安房直子さん『だれも知らない時間』感想です。カメから貰った秘密の1時間。もしもそんな時間があったらどう使いますか?
『だれも知らない時間』簡単なあらすじ
だれも知らない秘密の時間
ある時、漁師の良太は200年も生きている大きなカメに時間をわけてもらいます。1日に1時間ずつ。その時間で彼がやったのは・・・。
『だれも知らない時間』感想文
1日48時間あればいいのにとよく思います。読みたい本も多いし、録画した映画も見たいし、ゲームもしたい。なのに時間はあっという間に過ぎ去ってしまう。
『だれも知らない時間』はとても魅力的に感じました。
秘密の時間

良太はカメから1日1時間だけ時間を分けてもらいます。
夜中の12時から1時間だけ。その間は何をしても誰にも気づかれません。良太以外の人の時間は止まっているのです。
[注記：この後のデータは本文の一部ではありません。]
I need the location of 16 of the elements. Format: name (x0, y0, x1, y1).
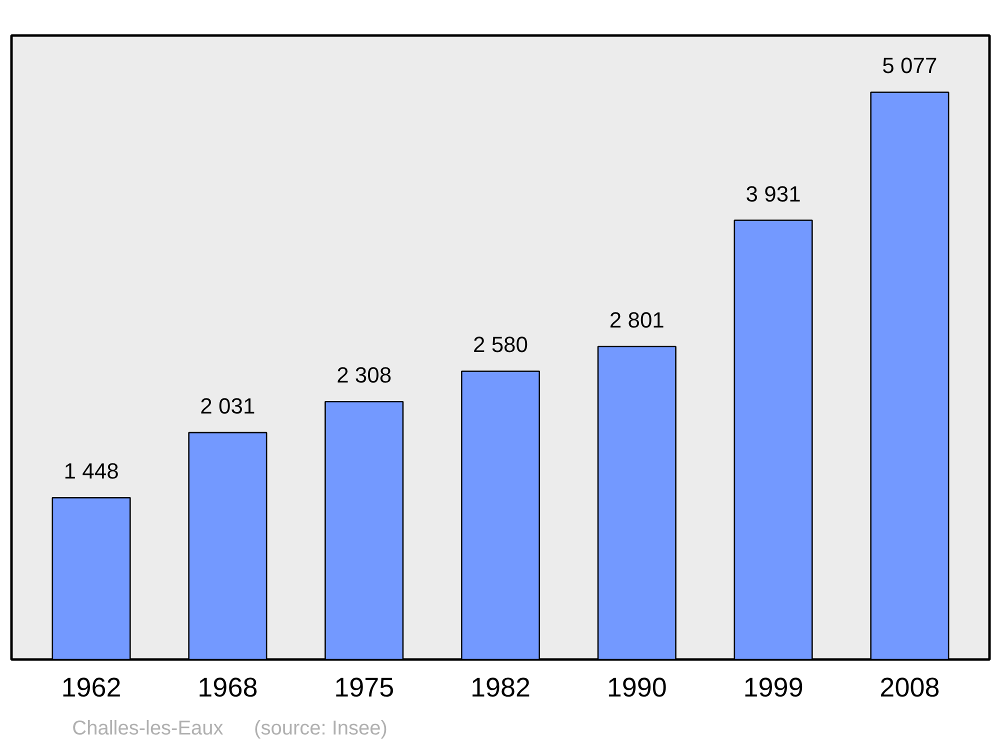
data-label: 2 801 (609, 308, 664, 333)
x-tick-label: 1962 (61, 672, 122, 702)
x-tick-label: 1982 (470, 672, 531, 702)
x-tick-label: 1968 (198, 672, 258, 702)
text: (source: Insee) (254, 718, 388, 740)
data-label: 3 931 (746, 181, 801, 206)
x-tick-label: 2008 (880, 672, 940, 702)
data-label: 2 580 (472, 332, 528, 358)
data-label: 2 031 (200, 394, 256, 419)
x-tick-label: 1975 (334, 672, 394, 702)
x-tick-label: 1990 (606, 672, 667, 702)
x-tick-label: 1999 (743, 672, 804, 702)
data-label: 5 077 (882, 53, 938, 78)
data-label: 1 448 (64, 458, 119, 484)
text: Challes-les-Eaux (72, 718, 224, 740)
data-label: 2 308 (336, 362, 392, 388)
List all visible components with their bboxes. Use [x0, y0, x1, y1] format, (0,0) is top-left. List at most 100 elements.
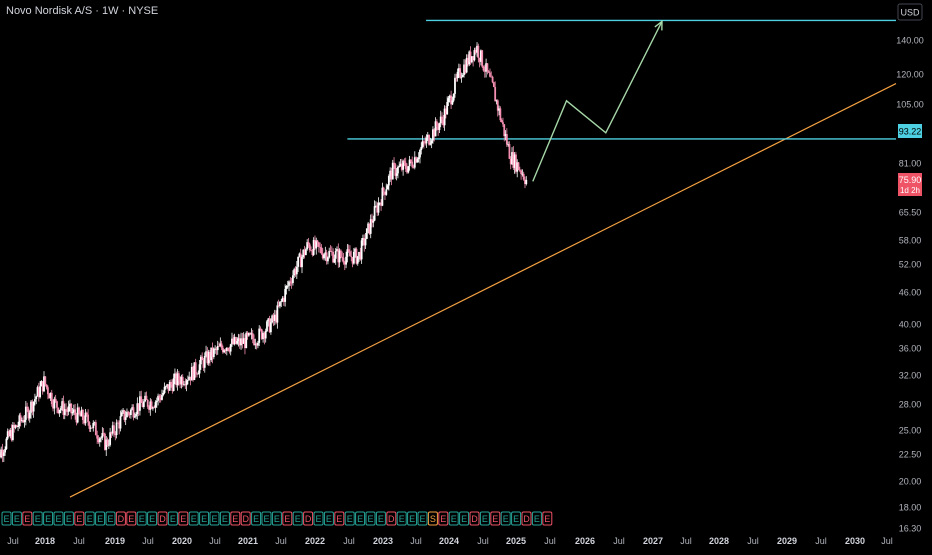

大音量で歌を歌ったり、普段入れない所にも入れちゃったりもしますね。色々考えるけど、結局はいつも通り本を読んで過ごしそう。
秘密の1時間で良太は太鼓の練習をするのですが・・・。
ある時、だれも知らない時間なのに1人の少女が良太の前に現れます。さち子という名前の少女は、カメの夢の中の住人でした。
夢の世界とほろ苦さ
『だれも知らない時間』は、読後に切なさがあとをひきます。
さち子もカメから時間を1時間だけ分けてもらっていたのです。その時間の中で、島の病院までお母さんに会いに行っていました。
お母さんが亡くなり、海の上を走っていたときに時間が切れて海の中に落ちてしまう。海の中にあったのは、カメの夢の中の世界でした。
『だれも知らない時間』の何が切ないかというと、カメの行いにあります。
さち子を現実の世界に戻してほしいとお願いする良太。カメのとった行動は・・・。
自らを犠牲にしてさち子を現実世界に戻すこと。
みんなの本当の幸いのために自分を犠牲にして他人の幸せを願う精神は、なかなか真似ができません。そして切ない・・・。
本を閉じた今もまだ余韻が残っています。何気ない日常のふとした時に思い出す物語。安房直子さんの童話はそんな物語です。